Adventures in Yurting
Perhaps because I was feeling all outdoorsy and nature-girl from my stint with camping, I was gung-ho when my sister and brother-in-law suggested we go on a yurt adventure to Manti, Utah. Julie and Reo went to Snow College, mere minutes from the yurt, and I was more than pumped to visit their old stomping grounds-- plus hang out with their son Holden, the most adorable baby ever. Besides, we needed a break from our tired Rock Band routine.
I should have taken it as a bad sign that Holden cried for nearly the entire journey to said yurt, but I chalked it up to his being an infant. Also I should have taken it as a bad sign that we got checked into our campsite by a nine-year-old boy, but I chalked that up to bad parenting (which I've experienced first-hand as of late).
I can't remember the first time I knew I wanted to stay in a yurt. It wasn't very long ago, and I was surfing the web for some reason (Or maybe no reason at all, which I sometimes do) and I saw a picture of a yurt. Obviously, it was not this particular yurt.
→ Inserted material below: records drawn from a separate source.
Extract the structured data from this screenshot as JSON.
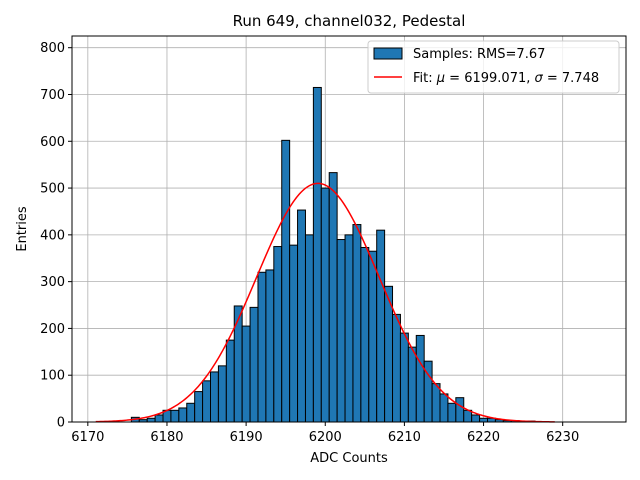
{
  "chart_data": {
    "type": "bar",
    "title": "Run 649, channel032, Pedestal",
    "xlabel": "ADC Counts",
    "ylabel": "Entries",
    "xlim": [
      6168,
      6238
    ],
    "ylim": [
      0,
      825
    ],
    "xticks": [
      6170,
      6180,
      6190,
      6200,
      6210,
      6220,
      6230
    ],
    "yticks": [
      0,
      100,
      200,
      300,
      400,
      500,
      600,
      700,
      800
    ],
    "grid": true,
    "legend_placement": "top-right",
    "bin_edges_start": 6171.5,
    "bin_width": 1,
    "values": [
      0,
      0,
      0,
      0,
      10,
      5,
      8,
      15,
      25,
      25,
      30,
      40,
      65,
      88,
      107,
      120,
      175,
      248,
      205,
      245,
      320,
      325,
      375,
      602,
      378,
      453,
      400,
      715,
      500,
      533,
      390,
      400,
      422,
      373,
      365,
      410,
      290,
      230,
      190,
      160,
      185,
      130,
      82,
      60,
      40,
      52,
      25,
      15,
      8,
      8,
      5,
      3,
      3,
      0,
      2,
      0,
      0,
      0,
      0,
      0,
      0,
      0,
      0
    ],
    "series": [
      {
        "name": "Samples: RMS=7.67",
        "kind": "histogram",
        "color": "#1f77b4"
      },
      {
        "name_prefix": "Fit: ",
        "mu_symbol": "μ",
        "mu_text": " = 6199.071, ",
        "sigma_symbol": "σ",
        "sigma_text": " = 7.748",
        "kind": "gaussian-fit",
        "color": "#ff0000",
        "mu": 6199.071,
        "sigma": 7.748,
        "amplitude": 510,
        "x_range": [
          6171,
          6229
        ]
      }
    ]
  }
}
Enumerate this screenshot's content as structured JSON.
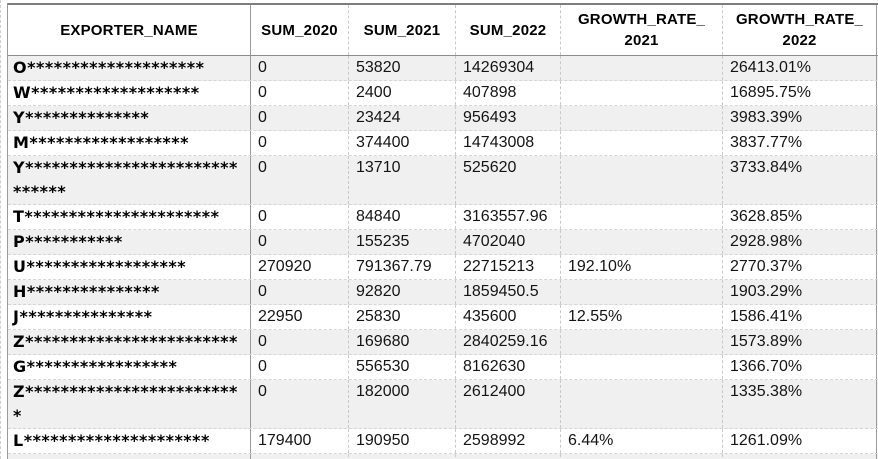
{
  "colors": {
    "stripe": "#f0f0f0",
    "grid_dashed": "#c9c9c9",
    "border_solid": "#9a9a9a",
    "header_text": "#000000",
    "cell_text": "#141414"
  },
  "table": {
    "headers": [
      {
        "id": "exporter_name",
        "line1": "EXPORTER_NAME",
        "line2": ""
      },
      {
        "id": "sum_2020",
        "line1": "SUM_2020",
        "line2": ""
      },
      {
        "id": "sum_2021",
        "line1": "SUM_2021",
        "line2": ""
      },
      {
        "id": "sum_2022",
        "line1": "SUM_2022",
        "line2": ""
      },
      {
        "id": "growth_rate_2021",
        "line1": "GROWTH_RATE_",
        "line2": "2021"
      },
      {
        "id": "growth_rate_2022",
        "line1": "GROWTH_RATE_",
        "line2": "2022"
      }
    ],
    "column_keys": [
      "exporter",
      "sum_2020",
      "sum_2021",
      "sum_2022",
      "growth_rate_2021",
      "growth_rate_2022"
    ],
    "rows": [
      {
        "exporter": "O********************",
        "sum_2020": "0",
        "sum_2021": "53820",
        "sum_2022": "14269304",
        "growth_rate_2021": "",
        "growth_rate_2022": "26413.01%"
      },
      {
        "exporter": "W*******************",
        "sum_2020": "0",
        "sum_2021": "2400",
        "sum_2022": "407898",
        "growth_rate_2021": "",
        "growth_rate_2022": "16895.75%"
      },
      {
        "exporter": "Y**************",
        "sum_2020": "0",
        "sum_2021": "23424",
        "sum_2022": "956493",
        "growth_rate_2021": "",
        "growth_rate_2022": "3983.39%"
      },
      {
        "exporter": "M******************",
        "sum_2020": "0",
        "sum_2021": "374400",
        "sum_2022": "14743008",
        "growth_rate_2021": "",
        "growth_rate_2022": "3837.77%"
      },
      {
        "exporter": "Y************************\n******",
        "sum_2020": "0",
        "sum_2021": "13710",
        "sum_2022": "525620",
        "growth_rate_2021": "",
        "growth_rate_2022": "3733.84%"
      },
      {
        "exporter": "T**********************",
        "sum_2020": "0",
        "sum_2021": "84840",
        "sum_2022": "3163557.96",
        "growth_rate_2021": "",
        "growth_rate_2022": "3628.85%"
      },
      {
        "exporter": "P***********",
        "sum_2020": "0",
        "sum_2021": "155235",
        "sum_2022": "4702040",
        "growth_rate_2021": "",
        "growth_rate_2022": "2928.98%"
      },
      {
        "exporter": "U******************",
        "sum_2020": "270920",
        "sum_2021": "791367.79",
        "sum_2022": "22715213",
        "growth_rate_2021": "192.10%",
        "growth_rate_2022": "2770.37%"
      },
      {
        "exporter": "H***************",
        "sum_2020": "0",
        "sum_2021": "92820",
        "sum_2022": "1859450.5",
        "growth_rate_2021": "",
        "growth_rate_2022": "1903.29%"
      },
      {
        "exporter": "J***************",
        "sum_2020": "22950",
        "sum_2021": "25830",
        "sum_2022": "435600",
        "growth_rate_2021": "12.55%",
        "growth_rate_2022": "1586.41%"
      },
      {
        "exporter": "Z************************",
        "sum_2020": "0",
        "sum_2021": "169680",
        "sum_2022": "2840259.16",
        "growth_rate_2021": "",
        "growth_rate_2022": "1573.89%"
      },
      {
        "exporter": "G*****************",
        "sum_2020": "0",
        "sum_2021": "556530",
        "sum_2022": "8162630",
        "growth_rate_2021": "",
        "growth_rate_2022": "1366.70%"
      },
      {
        "exporter": "Z************************\n*",
        "sum_2020": "0",
        "sum_2021": "182000",
        "sum_2022": "2612400",
        "growth_rate_2021": "",
        "growth_rate_2022": "1335.38%"
      },
      {
        "exporter": "L*********************",
        "sum_2020": "179400",
        "sum_2021": "190950",
        "sum_2022": "2598992",
        "growth_rate_2021": "6.44%",
        "growth_rate_2022": "1261.09%"
      }
    ]
  }
}
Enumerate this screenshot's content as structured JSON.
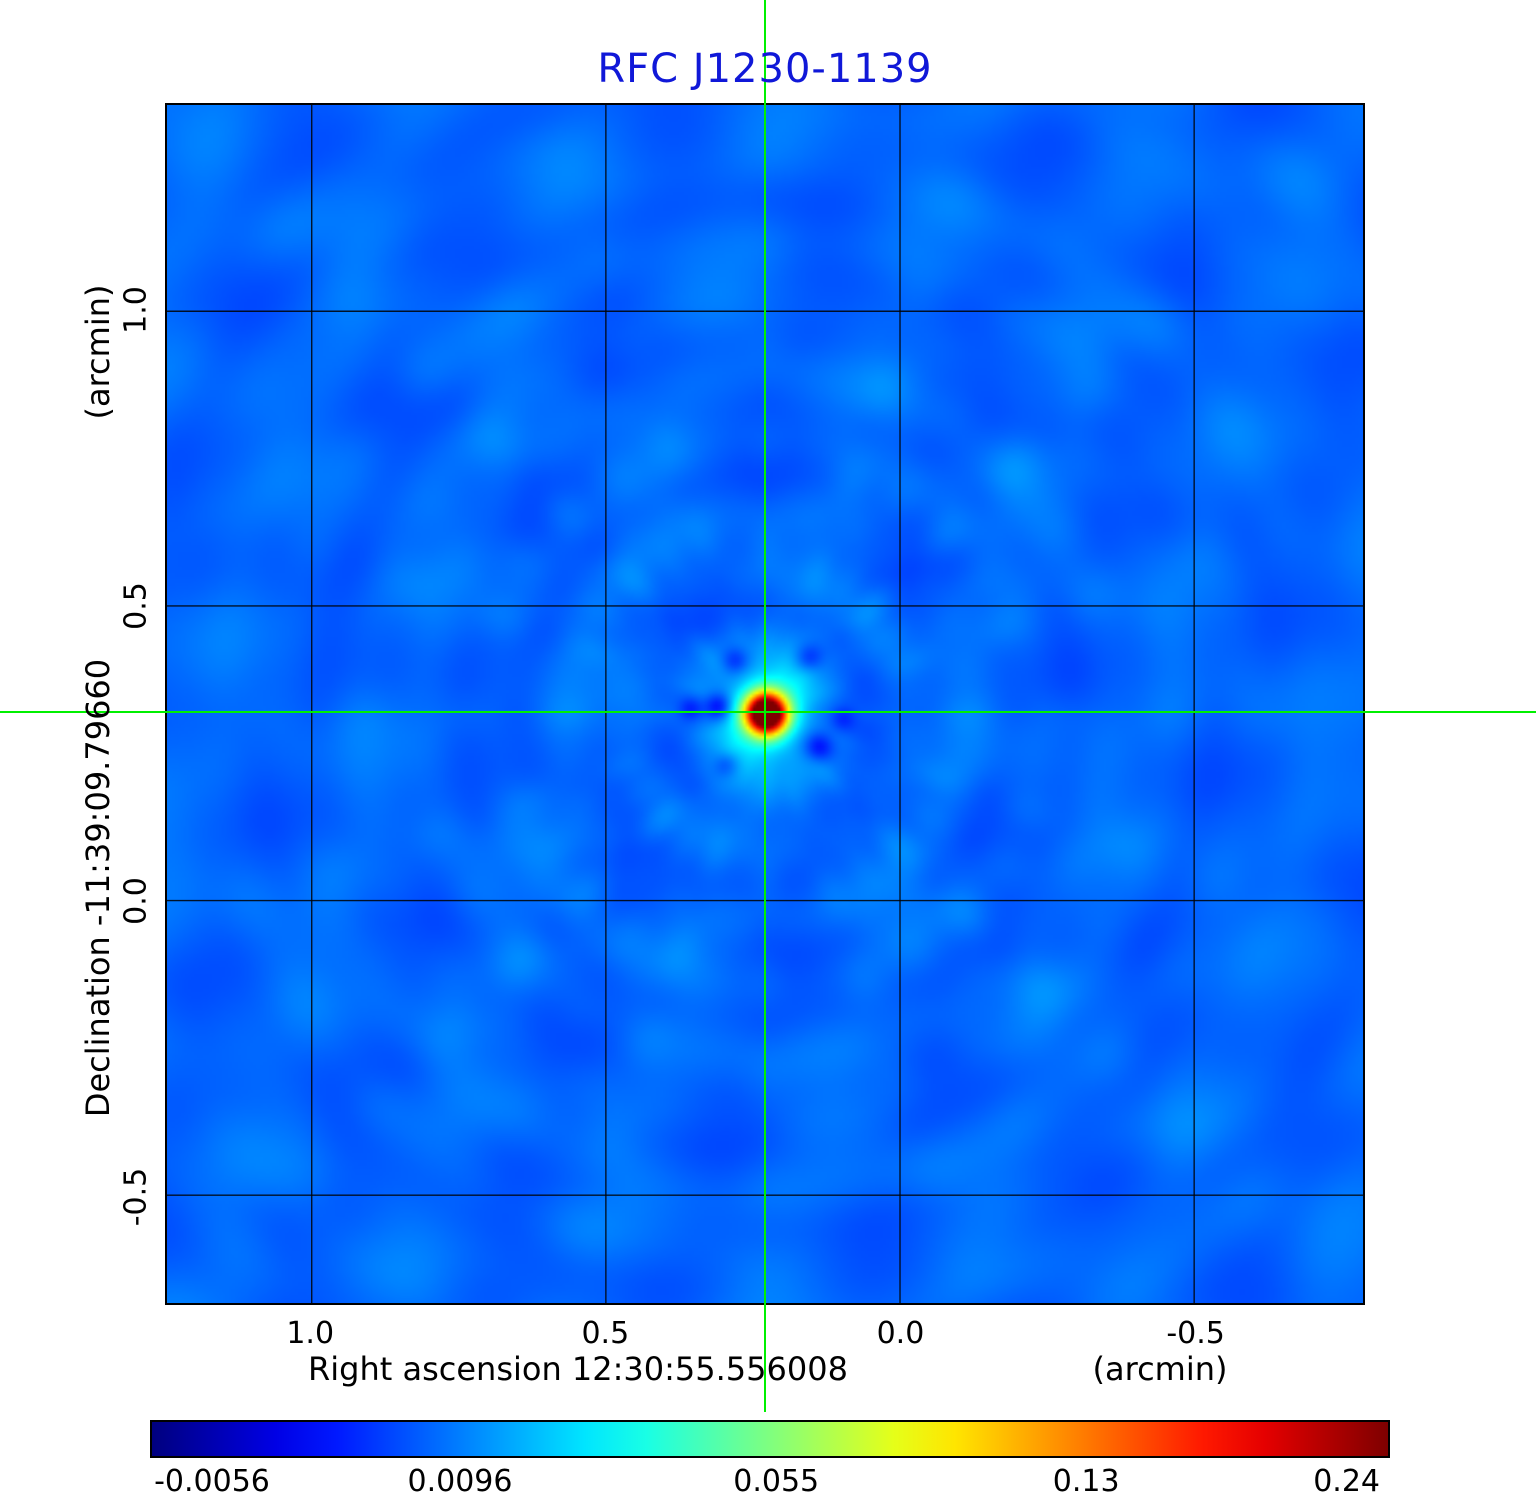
{
  "title": "RFC J1230-1139",
  "colors": {
    "title": "#1018d8",
    "crosshair": "#00f000",
    "grid": "#000000",
    "background": "#ffffff"
  },
  "axes": {
    "y_unit": "(arcmin)",
    "y_label": "Declination  -11:39:09.79660",
    "x_label": "Right ascension  12:30:55.556008",
    "x_unit": "(arcmin)",
    "x_tick_labels": [
      "1.0",
      "0.5",
      "0.0",
      "-0.5"
    ],
    "y_tick_labels": [
      "1.0",
      "0.5",
      "0.0",
      "-0.5"
    ]
  },
  "colorbar": {
    "colormap": "jet",
    "tick_labels": [
      "-0.0056",
      "0.0096",
      "0.055",
      "0.13",
      "0.24"
    ],
    "tick_positions": [
      0.05,
      0.25,
      0.505,
      0.755,
      0.965
    ]
  },
  "chart_data": {
    "type": "heatmap",
    "title": "RFC J1230-1139",
    "xlabel": "Right ascension 12:30:55.556008 (arcmin)",
    "ylabel": "Declination -11:39:09.79660 (arcmin)",
    "colormap": "jet",
    "grid": true,
    "legend": false,
    "x_ticks": [
      1.0,
      0.5,
      0.0,
      -0.5
    ],
    "y_ticks": [
      1.0,
      0.5,
      0.0,
      -0.5
    ],
    "x_range": [
      1.246,
      -0.787
    ],
    "y_range": [
      1.35,
      -0.683
    ],
    "colorbar_ticks": [
      -0.0056,
      0.0096,
      0.055,
      0.13,
      0.24
    ],
    "peak_value": 0.24,
    "background_value": 0.0,
    "source_offset": {
      "x": 0.23,
      "y": 0.32
    },
    "crosshair": true
  }
}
Anyway, since that moment I've been digging yurts and their whole architectural style, which is like a tepee, but not. Note from the picture above that the top of a yurt is flat, not cone-shaped as a tepee. This yurt boasted a skylight at the top, perfect for stargazing. Usually stargazing makes me too dizzy to be enjoyable, since I can't tilt my head back and look up at the same time. If I was lying on my bed, though? I could totally handle it.
Unfortunately, this was my bed:
Now, I wasn't expecting five-star accommodations or anything, but I was expecting something better than this broken-down futon, which actually looks much cleaner in the photo than it did in real life. Just take my word for it.
Julie and Reo's bed, however, had a whole different vibe (think The Princess and the Pea):
If these things alone had been the yurt's only shortcomings, no big. I can handle odd, unsanitary furniture (I've lived in a college dorm, after all).
Alas, we had booked the yurt for the same weekend a family reunion had booked all the camping spaces around the yurt. And by around, I mean that one tent was pitched so close to our deck that using our grill would have set said tent on fire. Things I tripped on/almost tripped on while walking to the yurt:
--one inflatable pool with waterslide
--two pack-n-plays (neither of them for Holden)
--three camp chairs
The members of the family reunion wore matching shirts. Also, they stared at us. Whenever we were outside. So we did not spend a lot of time at the yurt on our yurt adventure.
Which didn't turn out to be all bad. We ate good burgers, toured the desereted Snow College campus, and even went to Wal-Mart (where we bought sheets for our bed, because a sleeping bag was just not enough). Plus, we ate at yet another One Man Band Diner.
Oh, and you could see exactly zero stars from the yurt's skylight.